Кстати, лично я не считаю цыган такими уж таинственными. Просто ополоумевшие евреи. Утратившие способность делать деньги.
— Ну вот! — с несчастным видом произнес лорд Гален. — Теперь и вы, кажется, становитесь антисемитом. Я это чувствую. Почему бы нам не переменить тему?
Сатклифф налил себе еще вина и выпил.
Итак, они путешествовали, предавшись приятной истоме, легко обгоняя колонны смуглокожих «греческих», «египетских», «румынских» и «болгарских» цыган. У каждой группы были своя особая музыка и любимое занятие: «французы» предпочитали плести корзины, а «греки» лепить кухонные горшки и миски.
По прибытии наша компания отправилась осматривать прибрежные кафе. Выбрав самое подходящее, «паломники» уселись на тенистой террасе с широким зеленым навесом, из этого «штаба» в любой момент можно было сбегать на ярмарку. Здесь были распакованы припасы, на грубо сколоченные столы поставили тарелки, положили вилки с ножами — как на скаутском пикнике. Когда все потягивали аперитивы, к сдвинутым столам медленно приблизилась цыганка, с таким видом, словно она искала какого-то знакомого, который мог оказаться именно в этой компании. На лице у нее появилось почти радостное выражение, когда ее взгляд остановился на Блэнфорде. Но первым ее узнал Сатклифф.
— Сабина, дорогая! — удивленно воскликнул он. — Наконец-то! А мы уже целую вечность ищем вас друг у друга в книгах! Куда же вы пропали?
В женщине, к которой обращался Сатклифф, было очень нелегко распознать ту, чей облик сохранился в их памяти.

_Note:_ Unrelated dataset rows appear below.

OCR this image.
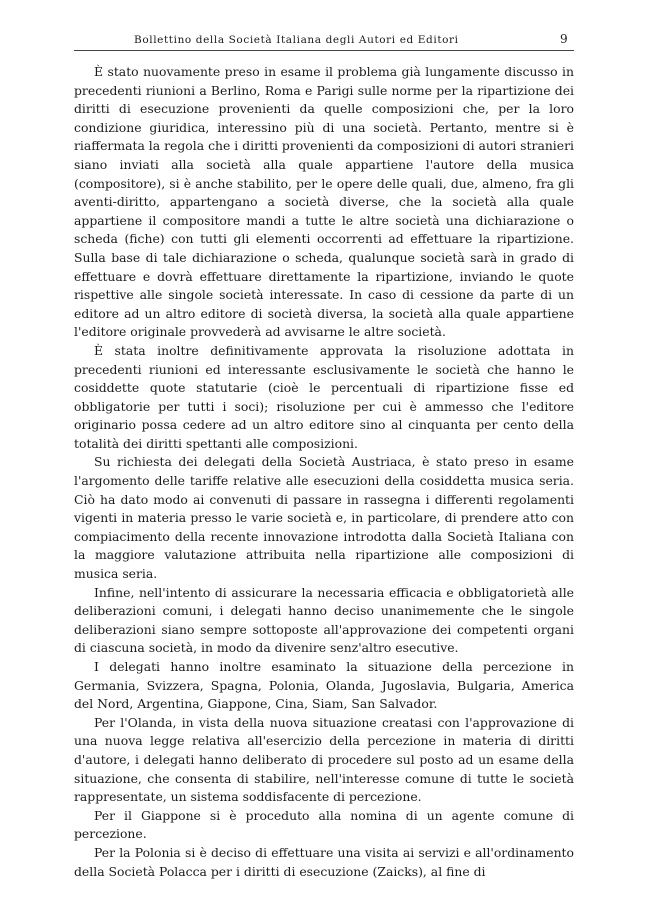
Bollettino della Società Italiana degli Autori ed Editori	9

È stato nuovamente preso in esame il problema già lungamente discusso in precedenti riunioni a Berlino, Roma e Parigi sulle norme per la ripartizione dei diritti di esecuzione provenienti da quelle composizioni che, per la loro condizione giuridica, interessino più di una società. Pertanto, mentre si è riaffermata la regola che i diritti provenienti da composizioni di autori stranieri siano inviati alla società alla quale appartiene l'autore della musica (compositore), si è anche stabilito, per le opere delle quali, due, almeno, fra gli aventi-diritto, appartengano a società diverse, che la società alla quale appartiene il compositore mandi a tutte le altre società una dichiarazione o scheda (fiche) con tutti gli elementi occorrenti ad effettuare la ripartizione. Sulla base di tale dichiarazione o scheda, qualunque società sarà in grado di effettuare e dovrà effettuare direttamente la ripartizione, inviando le quote rispettive alle singole società interessate. In caso di cessione da parte di un editore ad un altro editore di società diversa, la società alla quale appartiene l'editore originale provvederà ad avvisarne le altre società.

È stata inoltre definitivamente approvata la risoluzione adottata in precedenti riunioni ed interessante esclusivamente le società che hanno le cosiddette quote statutarie (cioè le percentuali di ripartizione fisse ed obbligatorie per tutti i soci); risoluzione per cui è ammesso che l'editore originario possa cedere ad un altro editore sino al cinquanta per cento della totalità dei diritti spettanti alle composizioni.

Su richiesta dei delegati della Società Austriaca, è stato preso in esame l'argomento delle tariffe relative alle esecuzioni della cosiddetta musica seria. Ciò ha dato modo ai convenuti di passare in rassegna i differenti regolamenti vigenti in materia presso le varie società e, in particolare, di prendere atto con compiacimento della recente innovazione introdotta dalla Società Italiana con la maggiore valutazione attribuita nella ripartizione alle composizioni di musica seria.

Infine, nell'intento di assicurare la necessaria efficacia e obbligatorietà alle deliberazioni comuni, i delegati hanno deciso unanimemente che le singole deliberazioni siano sempre sottoposte all'approvazione dei competenti organi di ciascuna società, in modo da divenire senz'altro esecutive.

I delegati hanno inoltre esaminato la situazione della percezione in Germania, Svizzera, Spagna, Polonia, Olanda, Jugoslavia, Bulgaria, America del Nord, Argentina, Giappone, Cina, Siam, San Salvador.

Per l'Olanda, in vista della nuova situazione creatasi con l'approvazione di una nuova legge relativa all'esercizio della percezione in materia di diritti d'autore, i delegati hanno deliberato di procedere sul posto ad un esame della situazione, che consenta di stabilire, nell'interesse comune di tutte le società rappresentate, un sistema soddisfacente di percezione.

Per il Giappone si è proceduto alla nomina di un agente comune di percezione.

Per la Polonia si è deciso di effettuare una visita ai servizi e all'ordinamento della Società Polacca per i diritti di esecuzione (Zaicks), al fine di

Грузная, грязная, вся в морщинах, она была одета в дешевое платье и украшена дешевыми побрякушками. Волосы ее уже начинали седеть, и когда-то прекрасные глаза близоруко щурились, видимо, ей с трудом удалось разглядеть старых знакомых. А они всматривались в нее и словно узнавали заново, снимая с нее несколько завес реальности и мысленно смывая несколько слоев краски. Конечно же, она сама выбрала судьбу бродяжки, так сделали в то время многие питомцы знаменитых университетов. В ту далекую пору свою интеллектуальную независимость доказывали тем, что переставали мыться. Сабина пошла в своем протесте еще дальше — сбежала с цыганским табором. В результате ее несчастный отец, лорд Банко, повредился в уме. Он был другом лорда Галена и даже, можно сказать, приятелем принца. Итак, стоило Сабине подойти, как тотчас начались расспросы о ней самой и об ее отце, чей шато в Провансе стоял с заколоченными окнами и, похоже, простоял в таком виде всю войну.

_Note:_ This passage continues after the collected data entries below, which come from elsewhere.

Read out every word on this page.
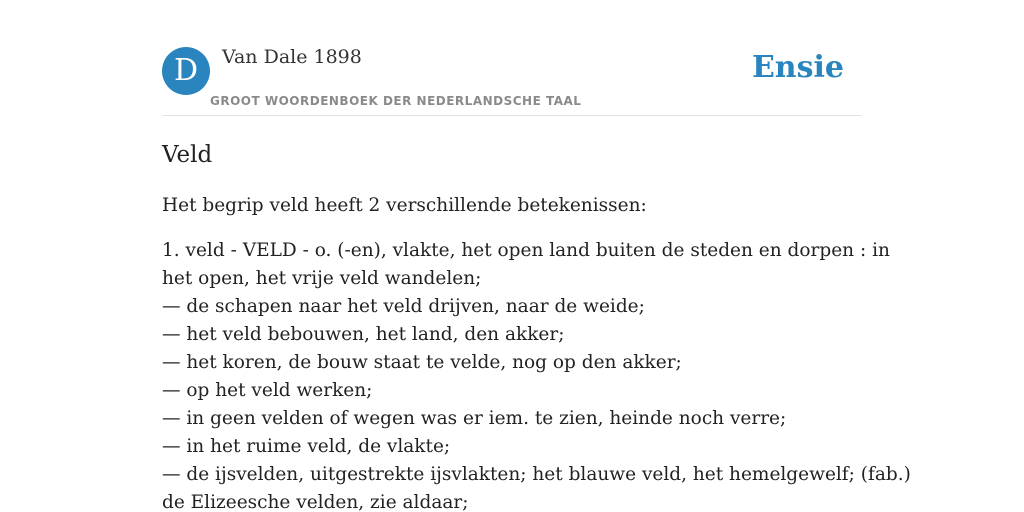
D	Van Dale 1898
GROOT WOORDENBOEK DER NEDERLANDSCHE TAAL
Ensie
Veld

Het begrip veld heeft 2 verschillende betekenissen:

1. veld - VELD - o. (-en), vlakte, het open land buiten de steden en dorpen : in
het open, het vrije veld wandelen;
— de schapen naar het veld drijven, naar de weide;
— het veld bebouwen, het land, den akker;
— het koren, de bouw staat te velde, nog op den akker;
— op het veld werken;
— in geen velden of wegen was er iem. te zien, heinde noch verre;
— in het ruime veld, de vlakte;
— de ijsvelden, uitgestrekte ijsvlakten; het blauwe veld, het hemelgewelf; (fab.)
de Elizeesche velden, zie aldaar;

— Да, он умер, — проговорила она чуть хриплым голосом, но очень чинно и сдержанно — странно было слышать кембриджский выговор у этой загорелой дочерна женщины. — Естественно, говорят, что убила его я, предпочтя всему скитания по дорогам — что ж, может быть. Иначе я не могла. Мне хотелось как-то его утешить, но я не могла привести ни одного довода в свое оправдание. Я даже несколько месяцев ходила к Фрейду, чтобы разобраться в себе, но это ничего не дало, и я, переломив себя, вопреки своим стандартам приняла решение. Дело не в любви и не в страстном увлечении, как обычно бывает в романах. Это совсем другое — все равно что вдруг уплыть в Америку или пойти в монастырь. Я ничего не могла с собой поделать, я… я, как лунатик, не могла противиться этой потребности бродить, впрочем, я и теперь такая. Ни на что не променяю свою кочевую жизнь.
И тут она вдруг уперлась руками в толстые бока и расхохоталась, как будто включилась полицейская сирена. До чего же она изменилась, подумал Блэнфорд и неожиданно вспомнил, с каким обожанием, с какой болью, с каким страхом смотрел на дочь Банко.
Она села и склонила голову набок, словно прислушиваясь к себе; она и в самом деле прислушивалась.